Ministerpräsident Bülent Ecevit dürfte sich derzeit nicht besonders wohl fühlen in seiner Haut. Denn die dem Kemalismus verbundenen Kleinhändler, die bei Protestaktionen vielerorts Plakate mit dem Bild des Staatsgründers Kemal Atatürk trugen, gehören eigentlich zu den traditionellen Wählerschichten der Demokratischen Linkspartei (DSP) von Ecevit.

Selbst Kemalist, vertrat der Premier immer ein sentimentales Modell vom Wohlfahrtsstaat, für den es in der Türkei außerhalb der politischen Rhetorik keine Entsprechungen gibt. Zu den kemalistischen Prinzipien der zwanziger Jahre zählte der Etatismus, eine staatlich regulierte Wirtschaftsweise, die eine Modernisierung der Gesellschaft ermöglichen sollte.

Schon damals ließ sich das Modell wegen der dominierenden Vetternwirtschaft nicht realisieren. In den fünfziger Jahren wurde es von der Regierung unter Adnan Menderes demontiert; mittelständische Bauern aus Anatolien bildeten die Basis einer Bewegung gegen den paternalistisch-kemalistischen Staat.

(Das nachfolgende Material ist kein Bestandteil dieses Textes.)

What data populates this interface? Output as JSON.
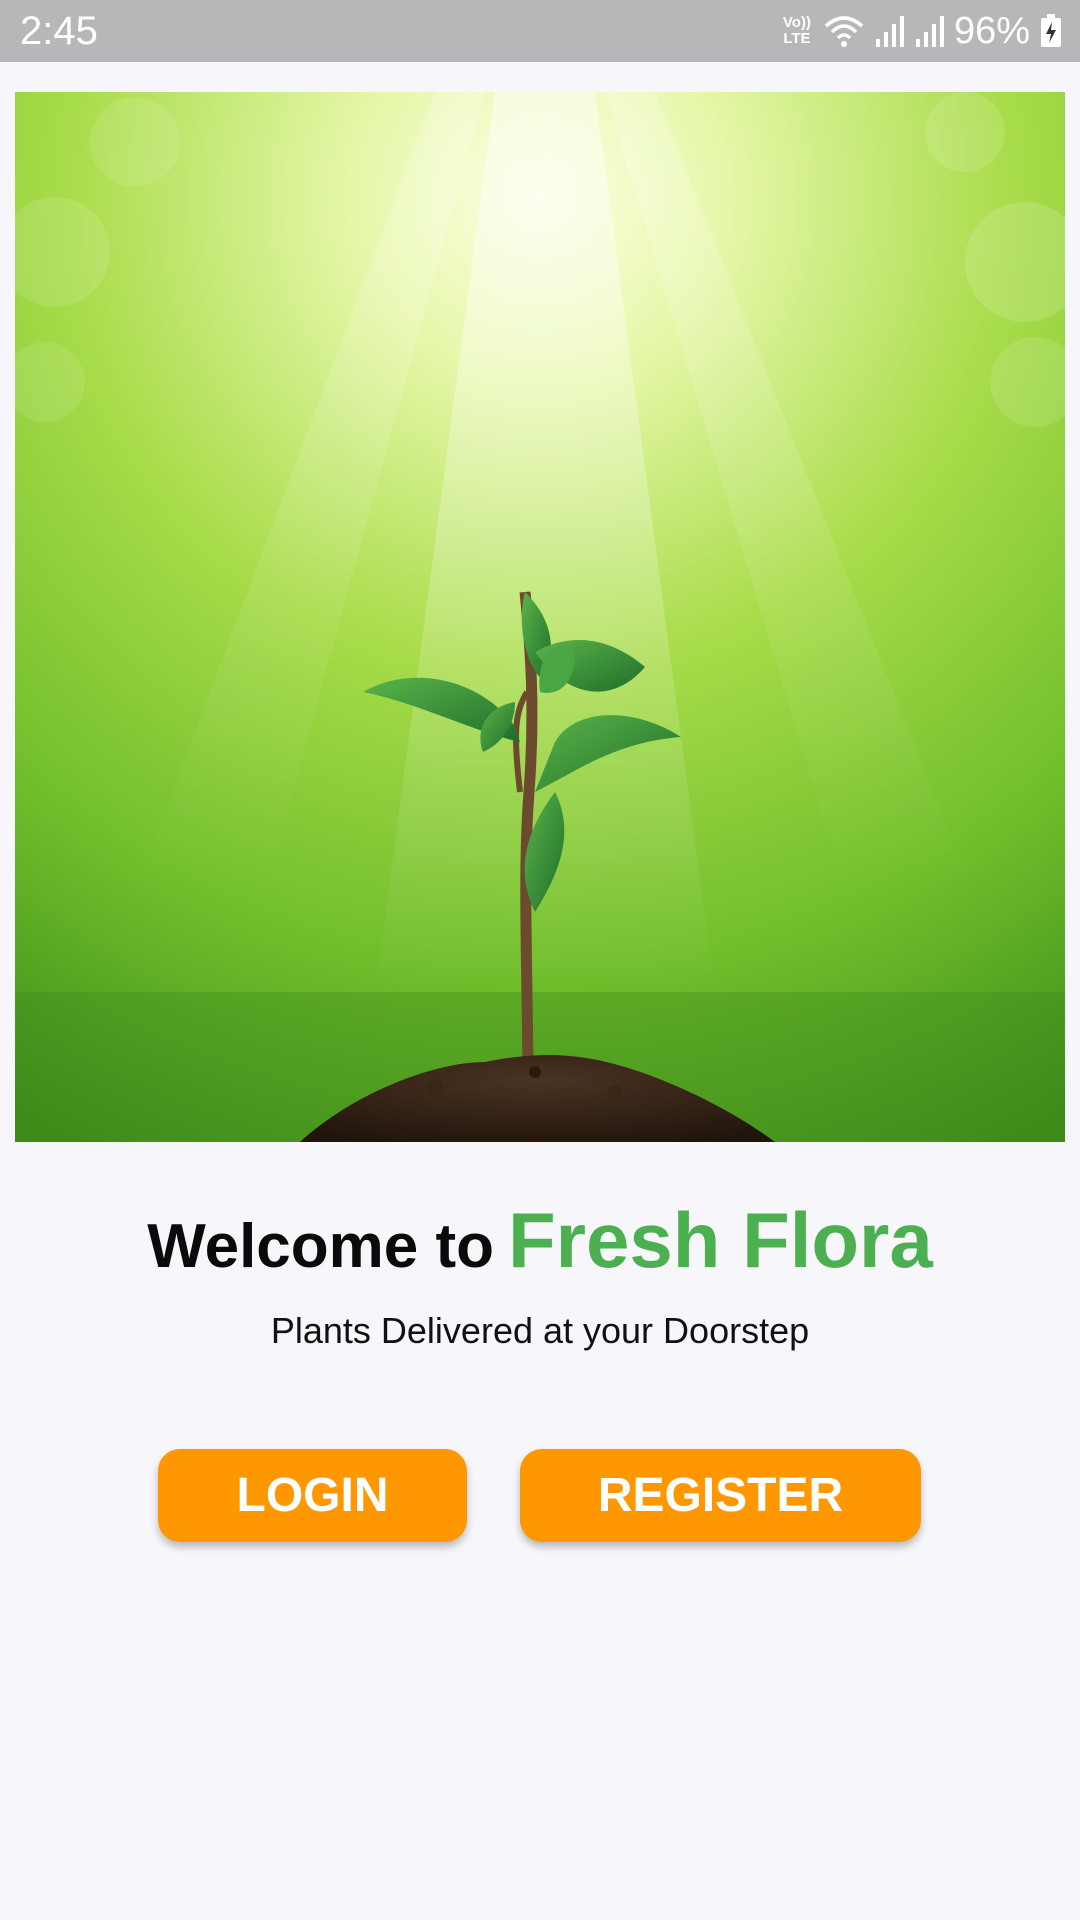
{
  "status_bar": {
    "time": "2:45",
    "network_label": "Vo)) LTE",
    "battery_percent": "96%",
    "icons": [
      "volte-icon",
      "wifi-icon",
      "signal-icon",
      "signal-icon",
      "battery-charging-icon"
    ]
  },
  "hero": {
    "image": "seedling-sunlight-image"
  },
  "welcome": {
    "prefix": "Welcome to",
    "brand": "Fresh Flora",
    "tagline": "Plants Delivered at your Doorstep"
  },
  "actions": {
    "login_label": "LOGIN",
    "register_label": "REGISTER"
  },
  "colors": {
    "accent_green": "#4caf50",
    "button_orange": "#ff9800",
    "status_bar": "#b7b7b9",
    "background": "#f7f7fb"
  }
}
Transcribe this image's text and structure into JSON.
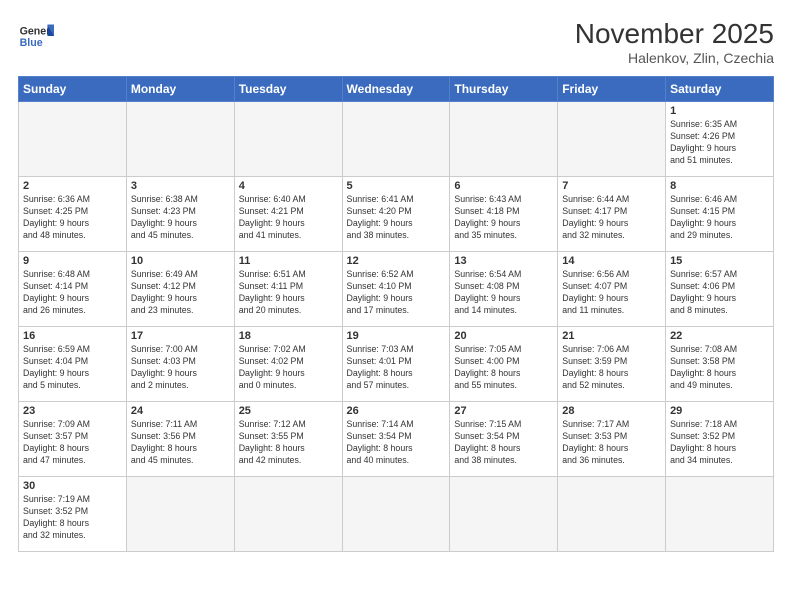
{
  "header": {
    "logo_general": "General",
    "logo_blue": "Blue",
    "month_title": "November 2025",
    "location": "Halenkov, Zlin, Czechia"
  },
  "weekdays": [
    "Sunday",
    "Monday",
    "Tuesday",
    "Wednesday",
    "Thursday",
    "Friday",
    "Saturday"
  ],
  "days": [
    {
      "num": "",
      "info": ""
    },
    {
      "num": "",
      "info": ""
    },
    {
      "num": "",
      "info": ""
    },
    {
      "num": "",
      "info": ""
    },
    {
      "num": "",
      "info": ""
    },
    {
      "num": "",
      "info": ""
    },
    {
      "num": "1",
      "info": "Sunrise: 6:35 AM\nSunset: 4:26 PM\nDaylight: 9 hours\nand 51 minutes."
    },
    {
      "num": "2",
      "info": "Sunrise: 6:36 AM\nSunset: 4:25 PM\nDaylight: 9 hours\nand 48 minutes."
    },
    {
      "num": "3",
      "info": "Sunrise: 6:38 AM\nSunset: 4:23 PM\nDaylight: 9 hours\nand 45 minutes."
    },
    {
      "num": "4",
      "info": "Sunrise: 6:40 AM\nSunset: 4:21 PM\nDaylight: 9 hours\nand 41 minutes."
    },
    {
      "num": "5",
      "info": "Sunrise: 6:41 AM\nSunset: 4:20 PM\nDaylight: 9 hours\nand 38 minutes."
    },
    {
      "num": "6",
      "info": "Sunrise: 6:43 AM\nSunset: 4:18 PM\nDaylight: 9 hours\nand 35 minutes."
    },
    {
      "num": "7",
      "info": "Sunrise: 6:44 AM\nSunset: 4:17 PM\nDaylight: 9 hours\nand 32 minutes."
    },
    {
      "num": "8",
      "info": "Sunrise: 6:46 AM\nSunset: 4:15 PM\nDaylight: 9 hours\nand 29 minutes."
    },
    {
      "num": "9",
      "info": "Sunrise: 6:48 AM\nSunset: 4:14 PM\nDaylight: 9 hours\nand 26 minutes."
    },
    {
      "num": "10",
      "info": "Sunrise: 6:49 AM\nSunset: 4:12 PM\nDaylight: 9 hours\nand 23 minutes."
    },
    {
      "num": "11",
      "info": "Sunrise: 6:51 AM\nSunset: 4:11 PM\nDaylight: 9 hours\nand 20 minutes."
    },
    {
      "num": "12",
      "info": "Sunrise: 6:52 AM\nSunset: 4:10 PM\nDaylight: 9 hours\nand 17 minutes."
    },
    {
      "num": "13",
      "info": "Sunrise: 6:54 AM\nSunset: 4:08 PM\nDaylight: 9 hours\nand 14 minutes."
    },
    {
      "num": "14",
      "info": "Sunrise: 6:56 AM\nSunset: 4:07 PM\nDaylight: 9 hours\nand 11 minutes."
    },
    {
      "num": "15",
      "info": "Sunrise: 6:57 AM\nSunset: 4:06 PM\nDaylight: 9 hours\nand 8 minutes."
    },
    {
      "num": "16",
      "info": "Sunrise: 6:59 AM\nSunset: 4:04 PM\nDaylight: 9 hours\nand 5 minutes."
    },
    {
      "num": "17",
      "info": "Sunrise: 7:00 AM\nSunset: 4:03 PM\nDaylight: 9 hours\nand 2 minutes."
    },
    {
      "num": "18",
      "info": "Sunrise: 7:02 AM\nSunset: 4:02 PM\nDaylight: 9 hours\nand 0 minutes."
    },
    {
      "num": "19",
      "info": "Sunrise: 7:03 AM\nSunset: 4:01 PM\nDaylight: 8 hours\nand 57 minutes."
    },
    {
      "num": "20",
      "info": "Sunrise: 7:05 AM\nSunset: 4:00 PM\nDaylight: 8 hours\nand 55 minutes."
    },
    {
      "num": "21",
      "info": "Sunrise: 7:06 AM\nSunset: 3:59 PM\nDaylight: 8 hours\nand 52 minutes."
    },
    {
      "num": "22",
      "info": "Sunrise: 7:08 AM\nSunset: 3:58 PM\nDaylight: 8 hours\nand 49 minutes."
    },
    {
      "num": "23",
      "info": "Sunrise: 7:09 AM\nSunset: 3:57 PM\nDaylight: 8 hours\nand 47 minutes."
    },
    {
      "num": "24",
      "info": "Sunrise: 7:11 AM\nSunset: 3:56 PM\nDaylight: 8 hours\nand 45 minutes."
    },
    {
      "num": "25",
      "info": "Sunrise: 7:12 AM\nSunset: 3:55 PM\nDaylight: 8 hours\nand 42 minutes."
    },
    {
      "num": "26",
      "info": "Sunrise: 7:14 AM\nSunset: 3:54 PM\nDaylight: 8 hours\nand 40 minutes."
    },
    {
      "num": "27",
      "info": "Sunrise: 7:15 AM\nSunset: 3:54 PM\nDaylight: 8 hours\nand 38 minutes."
    },
    {
      "num": "28",
      "info": "Sunrise: 7:17 AM\nSunset: 3:53 PM\nDaylight: 8 hours\nand 36 minutes."
    },
    {
      "num": "29",
      "info": "Sunrise: 7:18 AM\nSunset: 3:52 PM\nDaylight: 8 hours\nand 34 minutes."
    },
    {
      "num": "30",
      "info": "Sunrise: 7:19 AM\nSunset: 3:52 PM\nDaylight: 8 hours\nand 32 minutes."
    },
    {
      "num": "",
      "info": ""
    },
    {
      "num": "",
      "info": ""
    },
    {
      "num": "",
      "info": ""
    },
    {
      "num": "",
      "info": ""
    },
    {
      "num": "",
      "info": ""
    },
    {
      "num": "",
      "info": ""
    }
  ]
}
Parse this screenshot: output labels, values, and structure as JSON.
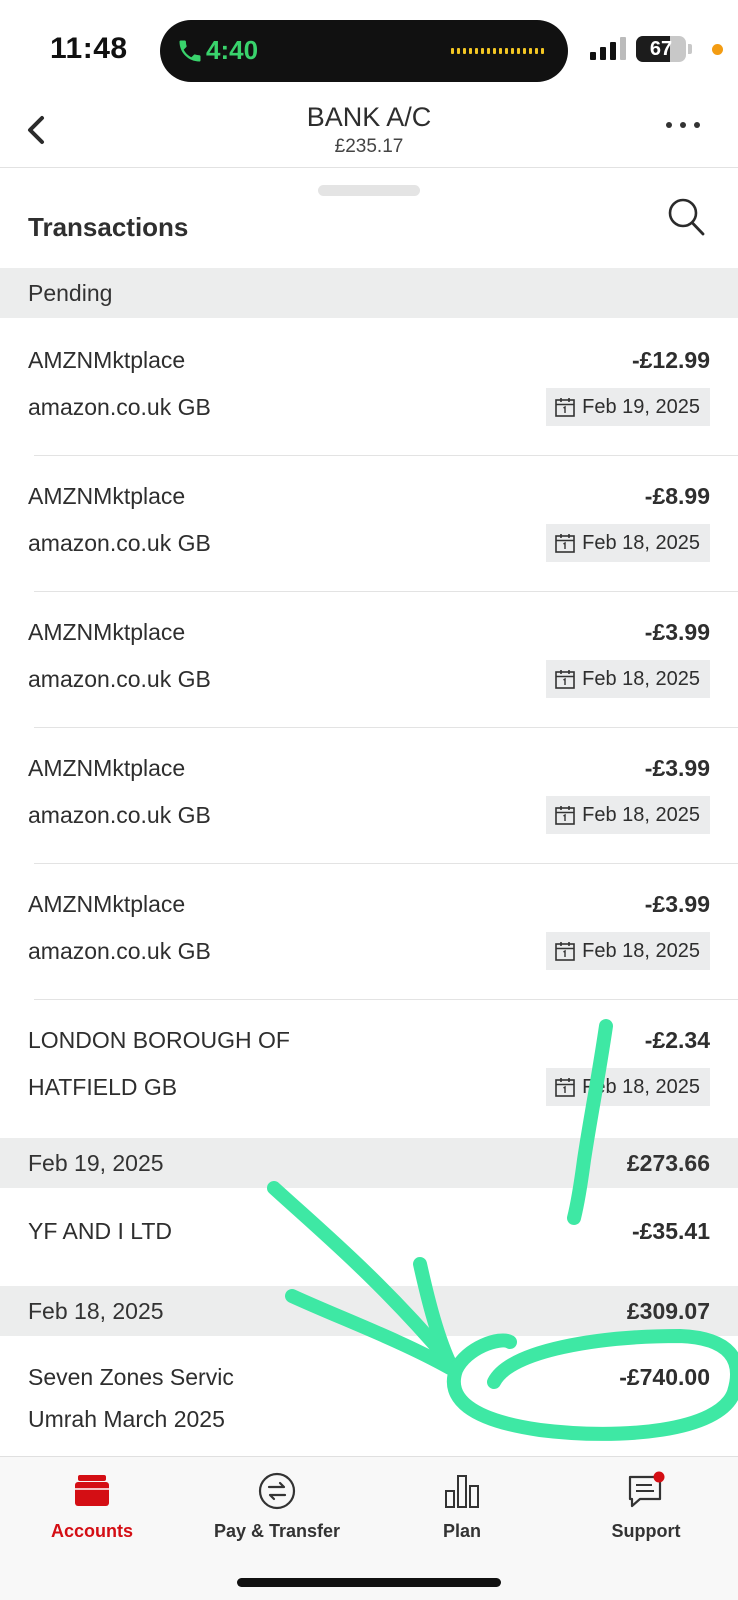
{
  "status_bar": {
    "time": "11:48",
    "call_timer": "4:40",
    "battery_level": "67",
    "battery_fraction": 0.67
  },
  "header": {
    "title": "BANK A/C",
    "balance": "£235.17"
  },
  "section": {
    "title": "Transactions"
  },
  "pending": {
    "label": "Pending",
    "transactions": [
      {
        "merchant": "AMZNMktplace",
        "detail": "amazon.co.uk GB",
        "amount": "-£12.99",
        "date": "Feb 19, 2025"
      },
      {
        "merchant": "AMZNMktplace",
        "detail": "amazon.co.uk GB",
        "amount": "-£8.99",
        "date": "Feb 18, 2025"
      },
      {
        "merchant": "AMZNMktplace",
        "detail": "amazon.co.uk GB",
        "amount": "-£3.99",
        "date": "Feb 18, 2025"
      },
      {
        "merchant": "AMZNMktplace",
        "detail": "amazon.co.uk GB",
        "amount": "-£3.99",
        "date": "Feb 18, 2025"
      },
      {
        "merchant": "AMZNMktplace",
        "detail": "amazon.co.uk GB",
        "amount": "-£3.99",
        "date": "Feb 18, 2025"
      },
      {
        "merchant": "LONDON BOROUGH OF",
        "detail": "HATFIELD GB",
        "amount": "-£2.34",
        "date": "Feb 18, 2025"
      }
    ]
  },
  "posted": [
    {
      "date": "Feb 19, 2025",
      "balance": "£273.66",
      "transactions": [
        {
          "merchant": "YF AND I LTD",
          "amount": "-£35.41"
        }
      ]
    },
    {
      "date": "Feb 18, 2025",
      "balance": "£309.07",
      "transactions": [
        {
          "merchant": "Seven Zones Servic",
          "detail": "Umrah March 2025",
          "amount": "-£740.00"
        }
      ]
    }
  ],
  "tabs": [
    {
      "label": "Accounts",
      "icon": "wallet-icon",
      "active": true
    },
    {
      "label": "Pay & Transfer",
      "icon": "transfer-icon",
      "active": false
    },
    {
      "label": "Plan",
      "icon": "bar-chart-icon",
      "active": false
    },
    {
      "label": "Support",
      "icon": "chat-icon",
      "active": false
    }
  ],
  "colors": {
    "brand_red": "#d40e14",
    "annotation_green": "#3ee8a4",
    "call_green": "#39d36c"
  }
}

Und auch jetzt wird die Regierung Ecevit von ihrer eigenen Basis am heftigsten angegriffen. Seit der 35prozentigen Abwertung der türkischen Lira im Februar explodieren die Preise für Konsumgüter. Es begann mit Luxusartikeln wie Alkohol und Zigaretten, dann stiegen die Benzinpreise. Inzwischen liegt selbst der Zuckerpreis um 20 Prozent höher als im Januar.

»Die Regierung muss zurücktreten!« schallte es bei den Demonstrationen durch die Städte. Die Reaktion des Premiers ist schlapp. Bülent Ecevit entgegnet dieser im ganzen Land erhobenen Forderung immer wieder mit den Worten: »Es gibt zu dieser Regierung keine Alternative. Wir sind entschlossen, uns verantwortungsvoll mit der Lösung der Probleme zu befassen.«

Für die Bevölkerung sind diese Formulierungen leere Phrasen. Denn der noch vor kurzem unangefochtene Ministerpräsident ist ein mit den derzeitigen Problemen völlig überlasteter Mann ohne jedes Gespür für die alltäglichen sozialen Auswirkungen dieser Wirtschaftskrise.

Zudem löste er in den vergangenen Monaten mit jeder Regierungserklärung einen weiteren Börsencrash aus. Er sprach von einer zweiten Einkommenssteuer, und die Lira sank in den Keller. Er verkündete, dass die Immobiliensteuer angehoben werde, und die Währung fiel erneut. Zugleich begann die Bevölkerung zu protestieren, denn Immobilienbesitz dient traditionell der privaten Altersversorgung, weil von den staatlichen Renten niemand leben kann.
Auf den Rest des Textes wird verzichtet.